Пока мистер Скьюз складывал и прятал бумагу в карман пиджака, Джек улучил момент, чтобы посмаковать вкус победы и внимание объективов. Его вот-вот накроет лавина журналистов, состязающихся за возможность раздобыть хоть реплику из уст самого экс-парламентария. Но Джек, вовсе не намеревавшийся добавлять к своему краткому заявлению хоть один звук, наконец позволил себе расплыться в давно сдерживаемой улыбке до ушей, зная, что его триумф наверняка транслируется в прямом эфире на каждом новостном канале и веб-сайте. А завтра о его победе будут вещать заголовки всех ежедневных газет.
Подождав, когда отряд его телохранителей расчистит дорогу среди журналистов, как только три «Лендровера» с тонированными стеклами подкатили к бордюру с армейской точностью, Джек забрался на заднее сиденье центрального автомобиля вместе с одним телохранителем, севшим рядом с водителем. Остальные сотрудники службы безопасности заняли места в авто впереди и позади, и все три машины выехали на дорогу, набирая скорость и оставив хаос позади.
В машине Джек хранил молчание, дожидаясь, когда выброс адреналина сойдет на нет. Поглядел за окно, проезжая вдоль набережной мимо Вестминстерского дворца, где провел изрядную часть своей трудовой биографии, и мысленно перенесся к первому дню там в роли члена парламента, всего на нервах и преисполненного наилучших намерений. Тогда им двигало лишь стремление представлять электорат, избравший его своим представителем.
Но где-то по пути потребность творить добро вытеснили алчность и амбиции. Стремление к такому же богатству, как у окружавших его правящих классов, заставило его выбросить из головы все остальное. Вместо того чтобы противоборствовать с ними, он сам стал одним из них. За годы докучный голос где-то в глубине сознания не раз и не два вопрошал его, а стоило ли ради того попирать собственные принципы. И всякий раз ответ звучал: да, стоило.

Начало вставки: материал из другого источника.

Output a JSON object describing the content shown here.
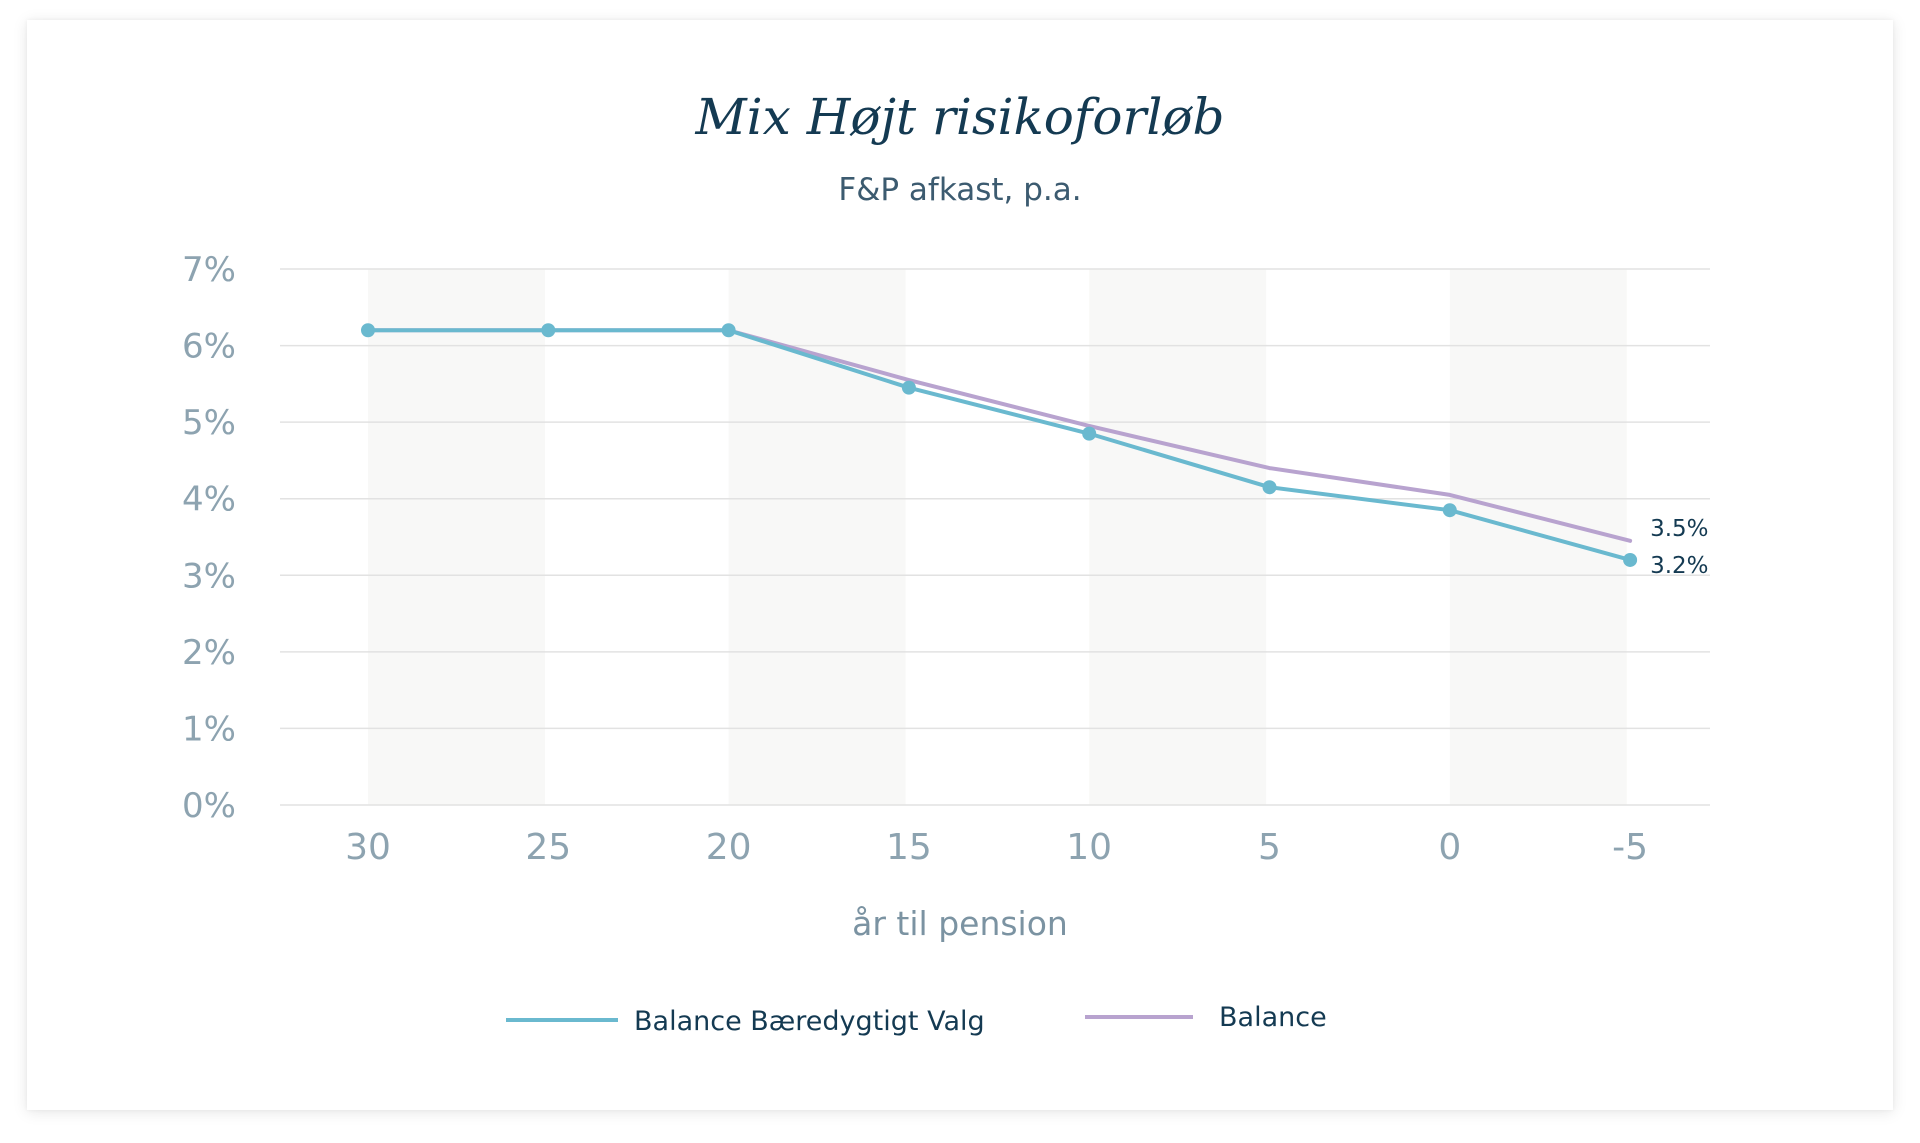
{
  "chart_data": {
    "type": "line",
    "title": "Mix Højt risikoforløb",
    "subtitle": "F&P afkast, p.a.",
    "xlabel": "år til pension",
    "ylabel": "",
    "categories": [
      "30",
      "25",
      "20",
      "15",
      "10",
      "5",
      "0",
      "-5"
    ],
    "y_ticks": [
      "0%",
      "1%",
      "2%",
      "3%",
      "4%",
      "5%",
      "6%",
      "7%"
    ],
    "ylim": [
      0,
      7
    ],
    "grid": true,
    "legend": "bottom-center",
    "series": [
      {
        "name": "Balance Bæredygtigt Valg",
        "color": "#6ab9cf",
        "markers": true,
        "values": [
          6.2,
          6.2,
          6.2,
          5.45,
          4.85,
          4.15,
          3.85,
          3.2
        ],
        "end_label": "3.2%"
      },
      {
        "name": "Balance",
        "color": "#b8a3cf",
        "markers": false,
        "values": [
          6.2,
          6.2,
          6.2,
          5.55,
          4.95,
          4.4,
          4.05,
          3.45
        ],
        "end_label": "3.5%"
      }
    ]
  }
}
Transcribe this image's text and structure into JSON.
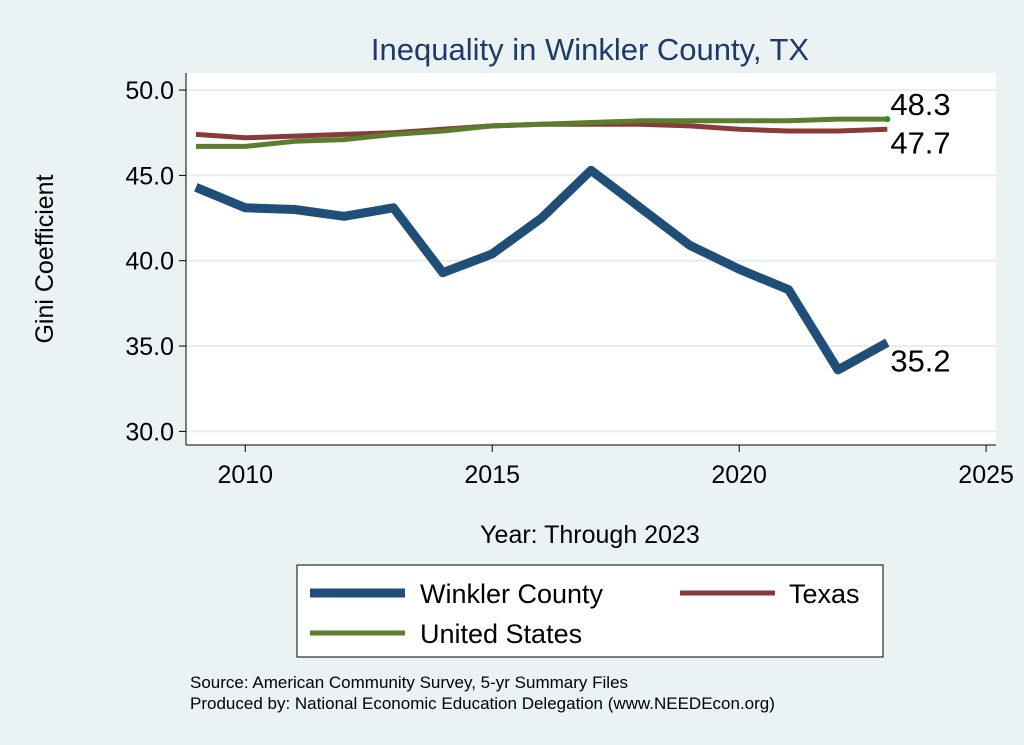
{
  "chart_data": {
    "type": "line",
    "title": "Inequality in Winkler County, TX",
    "xlabel": "Year: Through 2023",
    "ylabel": "Gini Coefficient",
    "xlim": [
      2008.8,
      2025.2
    ],
    "ylim": [
      29.2,
      51.0
    ],
    "x_ticks": [
      2010,
      2015,
      2020,
      2025
    ],
    "x_tick_labels": [
      "2010",
      "2015",
      "2020",
      "2025"
    ],
    "y_ticks": [
      30,
      35,
      40,
      45,
      50
    ],
    "y_tick_labels": [
      "30.0",
      "35.0",
      "40.0",
      "45.0",
      "50.0"
    ],
    "grid": true,
    "legend_position": "bottom",
    "x": [
      2009,
      2010,
      2011,
      2012,
      2013,
      2014,
      2015,
      2016,
      2017,
      2018,
      2019,
      2020,
      2021,
      2022,
      2023
    ],
    "series": [
      {
        "name": "Winkler County",
        "color": "#1f4e79",
        "values": [
          44.3,
          43.1,
          43.0,
          42.6,
          43.1,
          39.3,
          40.4,
          42.5,
          45.3,
          43.1,
          40.9,
          39.5,
          38.3,
          33.6,
          35.2
        ],
        "end_label": "35.2"
      },
      {
        "name": "Texas",
        "color": "#8b3a3a",
        "values": [
          47.4,
          47.2,
          47.3,
          47.4,
          47.5,
          47.7,
          47.9,
          48.0,
          48.0,
          48.0,
          47.9,
          47.7,
          47.6,
          47.6,
          47.7
        ],
        "end_label": "47.7"
      },
      {
        "name": "United States",
        "color": "#5a7d2e",
        "values": [
          46.7,
          46.7,
          47.0,
          47.1,
          47.4,
          47.6,
          47.9,
          48.0,
          48.1,
          48.2,
          48.2,
          48.2,
          48.2,
          48.3,
          48.3
        ],
        "end_label": "48.3"
      }
    ]
  },
  "notes": {
    "source": "Source: American Community Survey, 5-yr Summary Files",
    "produced_by": "Produced by: National Economic Education Delegation (www.NEEDEcon.org)"
  }
}
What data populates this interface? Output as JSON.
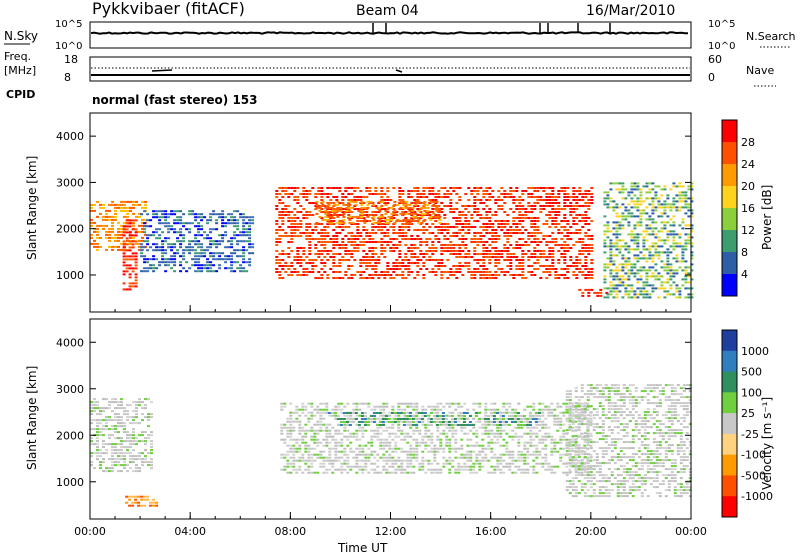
{
  "header": {
    "title": "Pykkvibaer (fitACF)",
    "beam": "Beam 04",
    "date": "16/Mar/2010"
  },
  "sky_panel": {
    "left_label": "N.Sky",
    "left_ticks": [
      "10^5",
      "10^0"
    ],
    "right_ticks": [
      "10^5",
      "10^0"
    ],
    "right_label": "N.Search"
  },
  "freq_panel": {
    "left_label_line1": "Freq.",
    "left_label_line2": "[MHz]",
    "left_ticks": [
      "18",
      "8"
    ],
    "right_ticks": [
      "60",
      "0"
    ],
    "right_label": "Nave",
    "cpid_label": "CPID",
    "cpid_text": "normal (fast stereo) 153"
  },
  "chart_data": [
    {
      "type": "heatmap",
      "name": "power",
      "ylabel": "Slant Range [km]",
      "yticks": [
        "4000",
        "3000",
        "2000",
        "1000"
      ],
      "ylim": [
        200,
        4500
      ],
      "colorbar": {
        "label": "Power [dB]",
        "ticks": [
          "28",
          "24",
          "20",
          "16",
          "12",
          "8",
          "4"
        ],
        "colors": [
          "#ff0000",
          "#ff5000",
          "#ff9b00",
          "#ffd21e",
          "#8ccf3c",
          "#3c9d6e",
          "#2d5fa8",
          "#0000ff"
        ]
      },
      "regions": [
        {
          "t": [
            0.0,
            2.2
          ],
          "r": [
            1500,
            2600
          ],
          "level": "orange"
        },
        {
          "t": [
            1.3,
            1.8
          ],
          "r": [
            700,
            2200
          ],
          "level": "red"
        },
        {
          "t": [
            2.0,
            6.5
          ],
          "r": [
            1100,
            2400
          ],
          "level": "blue"
        },
        {
          "t": [
            7.4,
            20.0
          ],
          "r": [
            900,
            2900
          ],
          "level": "red"
        },
        {
          "t": [
            9.0,
            14.0
          ],
          "r": [
            2100,
            2600
          ],
          "level": "orange"
        },
        {
          "t": [
            19.5,
            20.6
          ],
          "r": [
            550,
            700
          ],
          "level": "red"
        },
        {
          "t": [
            20.5,
            24.0
          ],
          "r": [
            500,
            3000
          ],
          "level": "green"
        }
      ]
    },
    {
      "type": "heatmap",
      "name": "velocity",
      "xlabel": "Time UT",
      "xticks": [
        "00:00",
        "04:00",
        "08:00",
        "12:00",
        "16:00",
        "20:00",
        "00:00"
      ],
      "ylabel": "Slant Range [km]",
      "yticks": [
        "4000",
        "3000",
        "2000",
        "1000"
      ],
      "ylim": [
        200,
        4500
      ],
      "colorbar": {
        "label": "Velocity [m s⁻¹]",
        "ticks": [
          "1000",
          "500",
          "100",
          "25",
          "-25",
          "-100",
          "-500",
          "-1000"
        ],
        "colors": [
          "#1f3f9f",
          "#2f7fbf",
          "#2f8f5f",
          "#6fcf3f",
          "#c8c8c8",
          "#ffd27f",
          "#ff9b00",
          "#ff5000",
          "#ff0000"
        ]
      },
      "regions": [
        {
          "t": [
            0.0,
            2.5
          ],
          "r": [
            1200,
            2800
          ],
          "level": "grey"
        },
        {
          "t": [
            1.4,
            2.6
          ],
          "r": [
            500,
            700
          ],
          "level": "orange"
        },
        {
          "t": [
            7.6,
            20.0
          ],
          "r": [
            1200,
            2700
          ],
          "level": "grey"
        },
        {
          "t": [
            9.5,
            18.0
          ],
          "r": [
            2200,
            2500
          ],
          "level": "green"
        },
        {
          "t": [
            19.0,
            24.0
          ],
          "r": [
            700,
            3100
          ],
          "level": "grey"
        }
      ]
    }
  ]
}
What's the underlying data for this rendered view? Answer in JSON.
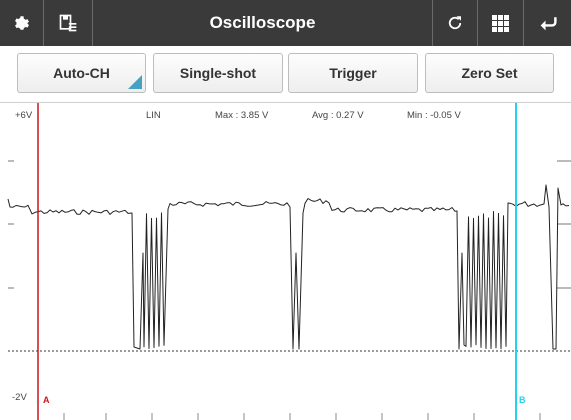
{
  "app": {
    "title": "Oscilloscope"
  },
  "toolbar": {
    "left_icons": [
      "gear-icon",
      "save-list-icon"
    ],
    "right_icons": [
      "refresh-icon",
      "grid-icon",
      "back-icon"
    ]
  },
  "buttons": {
    "auto_ch": "Auto-CH",
    "single_shot": "Single-shot",
    "trigger": "Trigger",
    "zero_set": "Zero Set"
  },
  "scope": {
    "top_scale": "+6V",
    "bottom_scale": "-2V",
    "mode": "LIN",
    "max": "Max : 3.85 V",
    "avg": "Avg : 0.27 V",
    "min": "Min : -0.05 V",
    "cursor_a": "A",
    "cursor_b": "B"
  },
  "colors": {
    "topbar": "#3a3a3a",
    "cursor_a": "#d0121b",
    "cursor_b": "#22d3ee",
    "trace": "#222222",
    "accent": "#46a2c4"
  }
}
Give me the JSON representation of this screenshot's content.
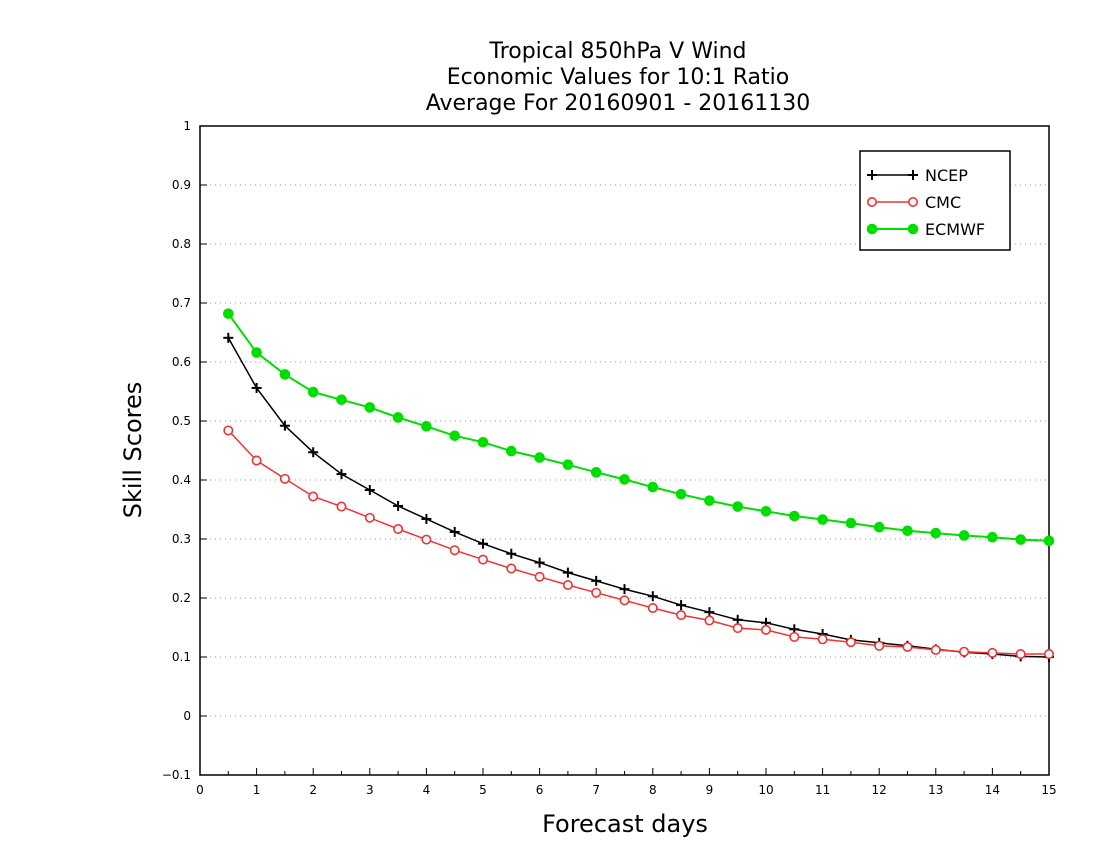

Автомобиль уже проехал через Ричмонд и Твикенхэм, прежде чем Джек углядел первый дорожный указатель аэропорта Хитроу. По условиям его временного освобождения под обязательство явки покидать страну последние два года ему запрещалось, и теперь он нетерпеливо предвкушал уединение частного кабинета в зале ожидания «Бритиш эйруэйз» первого класса перед четырнадцатичасовым перелетом. Рейс Джека в Китай вылетает поздно вечером, так что предстоит убить еще уйму времени. Он успел записаться на массаж, маникюр и стрижку задолго до того, как присяжные вынесли свой вердикт. Проведя недельку на Дальнем Востоке, он вылетит на эксклюзивный курорт на Мальдивах, потом – на Сейшелы, так что времени на обдумывание следующего шага будет невпроворот.
Из раздумий его вырвала вибрация телефона в кармане. Он сунул наушник гарнитуры в ухо.
– Мистер Ларссон, будьте любезны назвать свой код линии засекреченной связи, – уверенно произнес женский голос.
– Непременно, – отозвался Джек, наизусть отбарабанив затверженный список цифр и букв.
– Спасибо. С вами хочет поговорить заместитель премьер-министра. Не кладите трубку.
В ожидании Джек нажал на кнопку на своей дверце, и стеклянная перегородка поднялась, обеспечив полную звукоизоляцию заднего отсека автомобиля. Потом хлебнул виски из плоской фляжки, упрятанной в подлокотник. И вдруг послышался голос Дианы Клайн.
– Ну-ну-ну, – начала она, – у кого-то водятся дружки в высших инстанциях…
– Я не сомневался, что в конечном итоге правосудие восторжествует, – Джек фальшиво рассмеялся.
– Пожалуй, тут вы в меньшинстве. Тем не менее я хотела вас поздравить.
– Как я понимаю, сие означает, что вы хотели бы знать, чем я планирую заняться дальше. – Джек еще раз глотнул из фляжки.
– Ну, я бы покривила душой, сказав, что подобная мысль не приходила мне в голову. Премьер слышал ваше упоминание о непременном возвращении в политику.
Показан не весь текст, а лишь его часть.